Scientists at Ulsan National Institute of Science and Technology (UNIST), South Korea have created an iron oxide (hematite) photoanode. Since rust never sleeps, this iron oxide photoanode has broken the record in efficiency for solar-hydrogen production at 5.3 percent. The previous record was set by some Swiss scientists at 4.2 percent efficiency.
According to UNIST, “Solar water splitting is a renewable and sustainable energy production method because it can utilize sunlight, the most abundant energy source on earth, and water, the most abundant natural resource on earth. At the moment, low solar-to-hydrogen conversion efficiency is the most serious hurdle to overcome in the commercialization of this technology.
“The key to the solar water splitting technology is the semiconductor photocatalysts that absorb sunlight and split water to hydrogen and oxygen using the absorbed solar energy. Hematite, an iron oxide (the rust of iron, Fe2O3) absorbs an ample amount of sunlight. It has also excellent stability in water, a low price, and environmentally benign characteristics …

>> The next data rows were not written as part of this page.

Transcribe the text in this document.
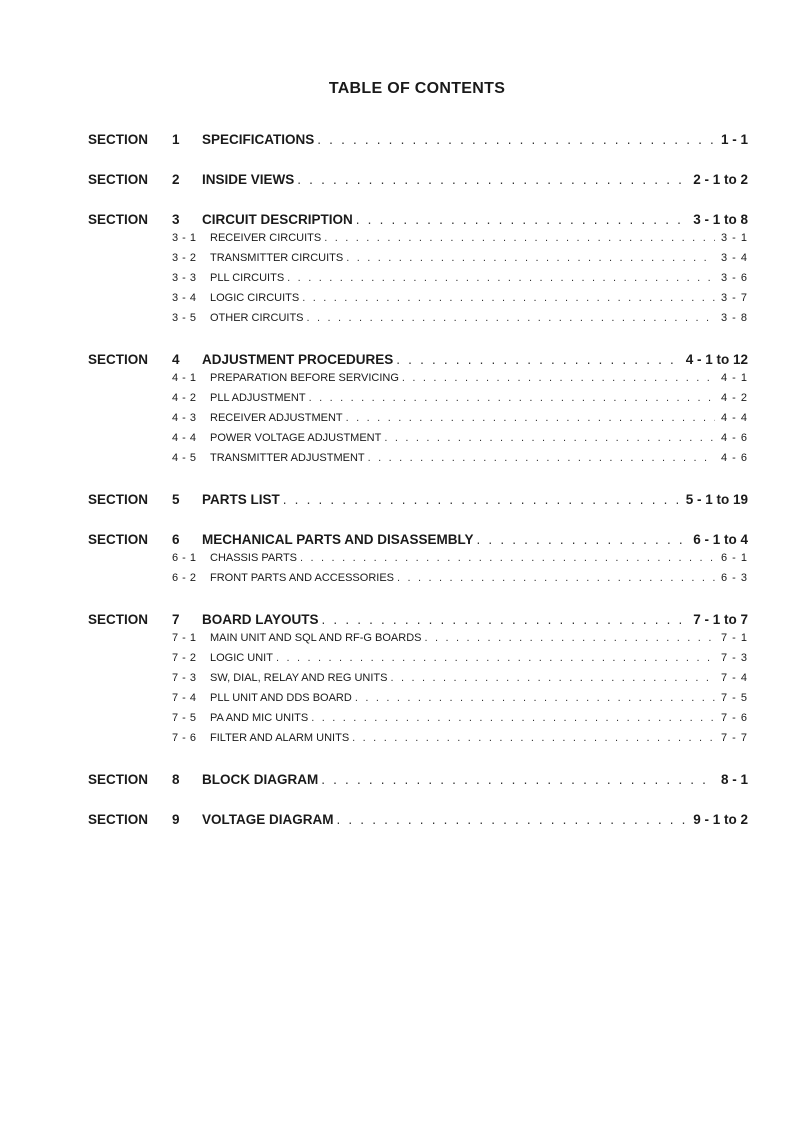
TABLE OF CONTENTS
SECTION	1	SPECIFICATIONS . . .	1 - 1
SECTION	2	INSIDE VIEWS . . .	2 - 1 to 2
SECTION	3	CIRCUIT DESCRIPTION . . .	3 - 1 to 8
3 - 1	RECEIVER CIRCUITS . . .	3 - 1
3 - 2	TRANSMITTER CIRCUITS . . .	3 - 4
3 - 3	PLL CIRCUITS . . .	3 - 6
3 - 4	LOGIC CIRCUITS . . .	3 - 7
3 - 5	OTHER CIRCUITS . . .	3 - 8
SECTION	4	ADJUSTMENT PROCEDURES . . .	4 - 1 to 12
4 - 1	PREPARATION BEFORE SERVICING . . .	4 - 1
4 - 2	PLL ADJUSTMENT . . .	4 - 2
4 - 3	RECEIVER ADJUSTMENT . . .	4 - 4
4 - 4	POWER VOLTAGE ADJUSTMENT . . .	4 - 6
4 - 5	TRANSMITTER ADJUSTMENT . . .	4 - 6
SECTION	5	PARTS LIST . . .	5 - 1 to 19
SECTION	6	MECHANICAL PARTS AND DISASSEMBLY . . .	6 - 1 to 4
6 - 1	CHASSIS PARTS . . .	6 - 1
6 - 2	FRONT PARTS AND ACCESSORIES . . .	6 - 3
SECTION	7	BOARD LAYOUTS . . .	7 - 1 to 7
7 - 1	MAIN UNIT AND SQL AND RF-G BOARDS . . .	7 - 1
7 - 2	LOGIC UNIT . . .	7 - 3
7 - 3	SW, DIAL, RELAY AND REG UNITS . . .	7 - 4
7 - 4	PLL UNIT AND DDS BOARD . . .	7 - 5
7 - 5	PA AND MIC UNITS . . .	7 - 6
7 - 6	FILTER AND ALARM UNITS . . .	7 - 7
SECTION	8	BLOCK DIAGRAM . . .	8 - 1
SECTION	9	VOLTAGE DIAGRAM . . .	9 - 1 to 2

“…Prof. Lee and coworkers employed a series of modifications to improve the property of hematite. First, a unique single-crystalline ‘wormlike’ morphology was produced by using a nanomaterial synthesis technique. Second, a small amount of platinum was introduced into the hematite lattice as doping. Finally, a cobalt catalyst was employed to help oxygen evolution reaction. These modifications reduced energy loss due to charge recombination and brought the record-breaking solar-to-hydrogen conversion efficiency.”
The UNIST researchers hope one day to make it to the 10-percent efficiency mark. For right now, however, they are happy to have broken the 5-percent psychological barrier that has bothered scientists for years.